The hunger-strike of Nobel Prize nominee Aminatou Haidar has drawn the attention of the world to the plight of Western Sahara, but will the Moroccans cede to international pressure?
Reporter: Stefan Simanowitz
Holiday-makers arriving in Lanzarote airport look on with curiosity at the frail woman lying in a nest of blankets on the floor airport terminal. Few of them are aware that they are looking at the world-renowned human rights activist and Nobel Peace Prize nominee Amainatou Haidar, now in the third week of a hunger strike.

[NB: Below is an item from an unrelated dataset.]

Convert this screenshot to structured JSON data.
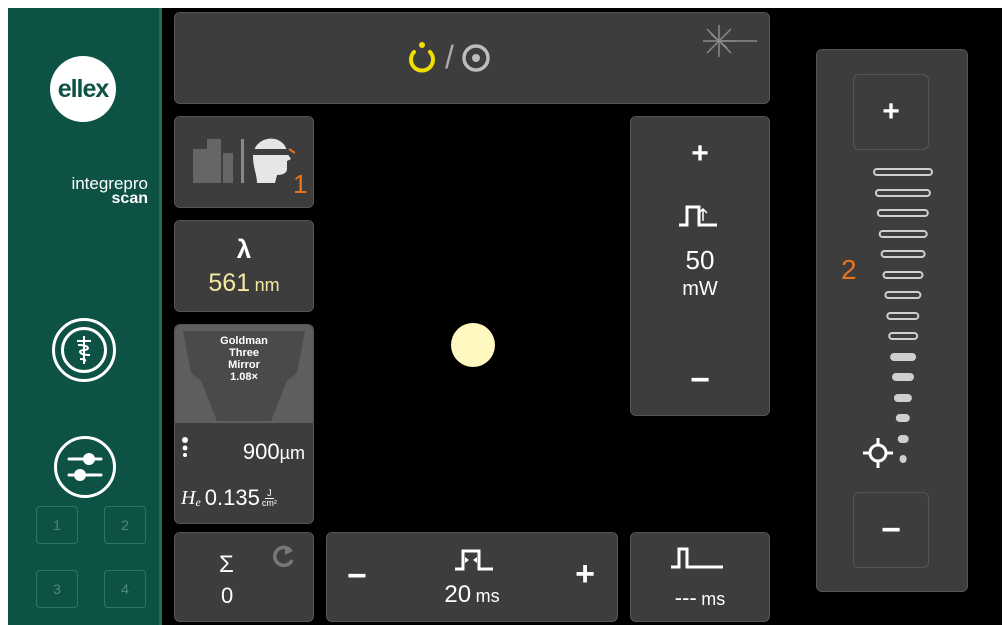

Haidar, known has the “African Gandhi”, was deported from her home in Moroccan-controlled Western Sahara on 14th November after refusing to put down her nationality as Moroccan on the arrival form when returning from a trip abroad. The police interrogated her, confiscated her passport and expelled her to the Canary Islands where she has been on hunger strike in the airport ever since. She has declined an offer by Spain to grant her refugee status accusing the Spainish of complicity in her deportation arguing that she should not have been allowed to travel without a passport.

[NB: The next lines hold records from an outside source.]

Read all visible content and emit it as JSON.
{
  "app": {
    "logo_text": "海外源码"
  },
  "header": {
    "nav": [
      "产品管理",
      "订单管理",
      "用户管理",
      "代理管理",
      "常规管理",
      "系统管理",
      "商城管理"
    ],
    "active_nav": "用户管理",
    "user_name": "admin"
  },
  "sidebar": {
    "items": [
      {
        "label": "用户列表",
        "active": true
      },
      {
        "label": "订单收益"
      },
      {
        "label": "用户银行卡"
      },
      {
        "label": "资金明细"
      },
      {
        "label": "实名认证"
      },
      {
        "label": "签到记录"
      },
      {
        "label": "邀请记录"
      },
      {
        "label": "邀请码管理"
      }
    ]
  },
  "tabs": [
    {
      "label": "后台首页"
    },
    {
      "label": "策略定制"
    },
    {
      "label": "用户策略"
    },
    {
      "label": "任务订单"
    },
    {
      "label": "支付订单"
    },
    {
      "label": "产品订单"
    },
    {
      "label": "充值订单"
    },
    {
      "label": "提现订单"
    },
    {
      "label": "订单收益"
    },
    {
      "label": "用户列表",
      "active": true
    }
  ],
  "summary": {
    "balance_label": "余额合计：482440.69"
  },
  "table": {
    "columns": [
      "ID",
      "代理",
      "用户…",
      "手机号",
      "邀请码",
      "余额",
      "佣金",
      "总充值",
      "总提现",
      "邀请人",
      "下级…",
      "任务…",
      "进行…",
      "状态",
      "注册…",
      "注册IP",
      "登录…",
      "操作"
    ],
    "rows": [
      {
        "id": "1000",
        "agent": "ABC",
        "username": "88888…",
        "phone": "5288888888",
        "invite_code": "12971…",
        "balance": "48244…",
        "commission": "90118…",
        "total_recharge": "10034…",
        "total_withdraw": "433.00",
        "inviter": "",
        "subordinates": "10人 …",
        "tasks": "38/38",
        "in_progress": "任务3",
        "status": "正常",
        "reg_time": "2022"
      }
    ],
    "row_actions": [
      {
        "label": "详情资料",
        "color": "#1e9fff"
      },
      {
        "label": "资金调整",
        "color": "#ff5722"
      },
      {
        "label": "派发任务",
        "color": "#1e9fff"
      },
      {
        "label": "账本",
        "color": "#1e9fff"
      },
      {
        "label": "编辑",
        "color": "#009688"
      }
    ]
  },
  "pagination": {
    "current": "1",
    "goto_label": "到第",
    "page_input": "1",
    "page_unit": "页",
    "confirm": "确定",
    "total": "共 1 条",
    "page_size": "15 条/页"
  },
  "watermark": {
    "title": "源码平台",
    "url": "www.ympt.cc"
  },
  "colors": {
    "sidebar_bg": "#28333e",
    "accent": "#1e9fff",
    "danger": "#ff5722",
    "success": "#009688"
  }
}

According to Dr Alberto Guzman, director of Lanzorote provincial health services who has been at her side, Haidar’s condition is now “critical”. She is unable to walk and her poor state of health has been exacerbated by a perforated ulcer and damage caused by a 45 day hunger strike she carried out some years ago.

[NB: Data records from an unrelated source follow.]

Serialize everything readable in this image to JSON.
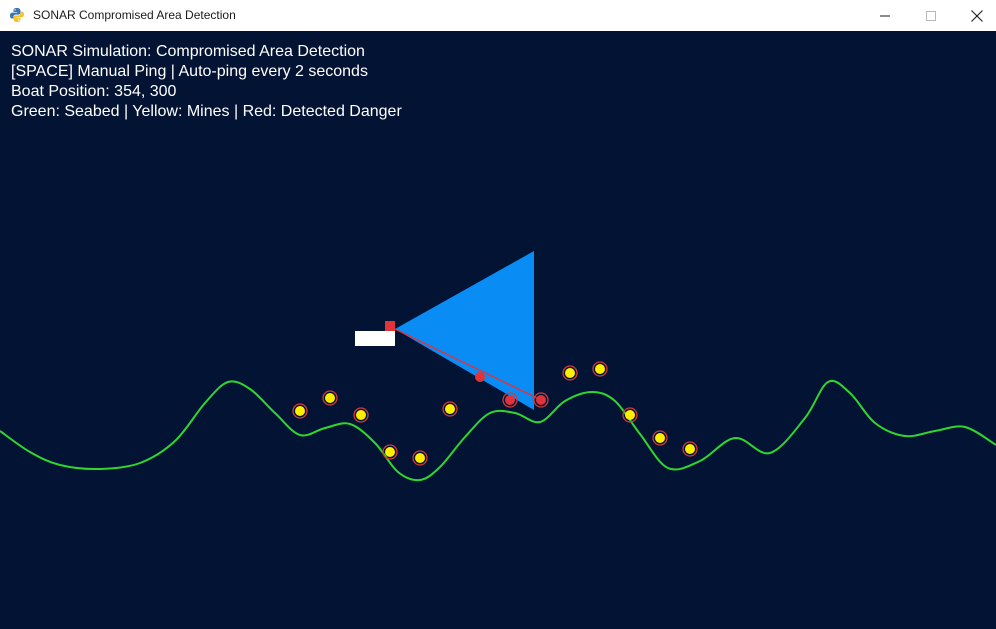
{
  "window": {
    "title": "SONAR Compromised Area Detection",
    "icon": "python-icon",
    "controls": {
      "minimize": "minimize-icon",
      "maximize": "maximize-icon",
      "close": "close-icon"
    }
  },
  "hud": {
    "line1": "SONAR Simulation: Compromised Area Detection",
    "line2": "[SPACE] Manual Ping | Auto-ping every 2 seconds",
    "line3": "Boat Position: 354, 300",
    "line4": "Green: Seabed | Yellow: Mines | Red: Detected Danger"
  },
  "colors": {
    "background": "#031333",
    "seabed": "#2fd62f",
    "mine_fill": "#ffee00",
    "mine_ring": "#d23a3a",
    "detected": "#e0333a",
    "sonar_beam": "#0a8cf5",
    "boat": "#ffffff",
    "boat_marker": "#e0333a"
  }
}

Haidar’s deportation has been condemned by human rights organisations including Amnesty International and Human Rights Watch and on 27th November, US State Department spokesman Ian Kelly issued a statement stating that “[t]he United States remains concerned about the health and well-being of Sahrawi activist Aminatou Haidar, recipient of the 2008 Robert F. Kennedy Human Rights Award and the Train Foundation’s 2009 Civil Courage Prize. We urge a speedy determination of her legal status and full respect for due process and human rights.”
She has also had messages of supporter from around the world including from Nobel Literature Laureate Jose Saramago, Noble Peace Prize Laureate President Ramos-Horta and film director Pedro Almodovar. Actor Javier Bardem wrote to her saying “I’m sorry that because of work commitments overseas I cannot be there in Lanzarote by my thoughts are with you.” Haidar has also had a number of high profile visitors, including Spanish actor Guilliamo Toledo who has slept beside her on the airport floor for the past ten days. A delegation from the Robert Kennedy Foundation arrived in the Canary Islands at the weekend and are scheduled to stay with Haidar for a number of days. Meanwhile, in occupied Western Sahara over 200 women have been on hunger strike in solidarity with Haidar for over a week.
Sounding weak but defiant, Haidar has vowed to continue her hunger strike and stated that her action should not be seen as an isolated act of defiance of a single indiviudal but part of the struggle of the entire Saharawi people. “It is true that this hunger strike is about the individual right of one person to return to her home and her family” she said, “But it also about the collective right denied to the Saharawi people to live freely in their native land.”
This lastest incident comes at a time of heightened tensions in the so-called occupied territories. Since the start of October, human rights groups in Western Sahara have documented a steep rise in instances of violence, arrest and torture of Saharawi activists, including the detention of seven prominent human rights defenders currently awaiting sentence from a military court in Rabat.
This escalation of repression and the expulsion of Aminatou Haidar follow the appointment of Christopher Ross as the new UN Special Envoy to Western Sahara and recent hopes that, with support from the Obama government, a breakthrough to the diplomatic stalemate might finally be found. Indeed some analysts believe that the crack-down is an attempt by the Moroccan authorities to scupper long awaited UN-sponsored negotiations before they even start and could backfire on Morocco. Indeed, by perpetrating violence and repression against the very people they have committed themselves to negotiate with, Morocco could be seen as not playing a straight bat and as a result come under greater international diplomatic and political pressure.
Moroccan claims of sovereignty over Western Sahara are not recognised by a single nation and have been dismissed by the International Court of Justice. Over 100 UN resolutions have been passed calling for a referendum on self-determination for the Saharawi people but these have been ignored. With President Obama committed to using negotiations to resolve the conflict in the Western Sahara, it is unlikely that any attempts to derail the talks by arresting human rights defenders and deporting human activists such as Ms Haidar, will be looked on kindly.
As she enters her third week of hunger strike, Aminatou Haidar, a small woman with an indomitable spirit, has drawn the world’s attention to the forgotten plight of her people. Having devoted over two decades of her life fighting for a peaceful end to Morocco’s 34 year unlawful occupation of Western Sahara, the 42 year-old mother-of-two is not afraid to die for her country. In 1987, she was “disappeared” and tortured for more than three years for her pro-independence activities and in 2005 she spent seven months in the so-called “black prison” of Laayoune. Now as her physical strength seeps away her supporters around the world can only watch on, hoping that enough international pressure can be brought to bear to persuade Morocco to allow Haidar to return to her home and children before it is too late.